577 577députés 17ᵉ législature

amendement n° 1017 seance Retiré Source officielle ↗

Amendement n° 1017 — APRÈS L'ARTICLE 5, insérer l'article suivant:

Auteur : Charles de Courson — Libertés, Indépendants, Outre-mer et Territoires (Marne · 5ᵉ)
Texte visé : Projet de loi de financement de la sécurité sociale pour 2026
Article : APRÈS L'ARTICLE 5, insérer l'article suivant:
Date de dépôt : 2025-10-30
Date de sort : 2025-11-05
Discussion en séance : RUANR5L17S2026IDS29864 (un scrutin public peut ne pas avoir été tenu sur cet amendement)

Dispositif

I. – Après l’article L. 417‑3 du code rural et de la pêche maritime, il est inséré un article L. 417‑3‑1 ainsi rédigé :

« Art. L. 417‑3‑1. – Les baux viticoles conclus sous la forme du métayage sont réputés :

« 1° baux à métayage lorsque la part du bailleur est prélevée en nature sur la récolte. Le bailleur est assujetti aux cotisations sociales agricoles, dans les conditions prévues par les articles L. 731‑14 et suivants ou, le cas échéant, par les articles L. 722‑20 et suivants du présent code ;

« 2° baux ruraux à fermage lorsque la part du bailleur est versée en espèces, quelle qu’en soit la modalité de calcul. Le bailleur n’est pas assujetti aux cotisations sociales mentionnées au premier alinéa.

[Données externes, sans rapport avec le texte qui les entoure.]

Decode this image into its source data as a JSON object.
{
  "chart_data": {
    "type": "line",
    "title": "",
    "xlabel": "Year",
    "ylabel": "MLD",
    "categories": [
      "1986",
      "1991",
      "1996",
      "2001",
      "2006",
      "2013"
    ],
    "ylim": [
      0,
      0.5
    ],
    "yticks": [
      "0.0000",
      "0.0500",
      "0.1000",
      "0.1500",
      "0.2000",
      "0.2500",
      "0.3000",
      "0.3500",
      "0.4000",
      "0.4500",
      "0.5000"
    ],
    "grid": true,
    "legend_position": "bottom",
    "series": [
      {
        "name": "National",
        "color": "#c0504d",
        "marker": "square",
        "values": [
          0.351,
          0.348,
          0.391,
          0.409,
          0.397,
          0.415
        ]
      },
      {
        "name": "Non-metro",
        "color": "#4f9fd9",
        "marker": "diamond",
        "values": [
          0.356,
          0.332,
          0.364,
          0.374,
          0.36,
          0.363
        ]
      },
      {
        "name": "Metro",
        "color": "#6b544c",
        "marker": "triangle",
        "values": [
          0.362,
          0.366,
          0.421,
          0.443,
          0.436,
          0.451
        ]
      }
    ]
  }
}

« Cette distinction est sans incidence sur la qualification de bail rural au sens de l’article L. 411‑1. »

II. – La perte de recettes pour les organismes de sécurité sociale est compensée à due concurrence par la majoration de l’accise sur les tabacs prévue au chapitre IV du titre Ier du livre III du code des impositions sur les biens et services.

Exposé sommaire

Cet amendement vise à clarifier la distinction entre les formes de métayage viticole existant en Champagne, conformément à la pratique observée par les caisses de MSA et au droit rural applicable. Lorsque la part du bailleur consiste en une fraction de la récolte, le contrat s’analyse comme un bail à métayage. En revanche, lorsque cette part est convertie en espèces, il s’agit d’un bail à fermage, les obligations des parties s’alignant sur celles d’un bail rural classique.
Cette clarification permet de sécuriser les relations contractuelles, d’harmoniser les pratiques régionales et d’éviter les divergences d’interprétation administrative, tout en reconnaissant la spécificité du métayage champenois.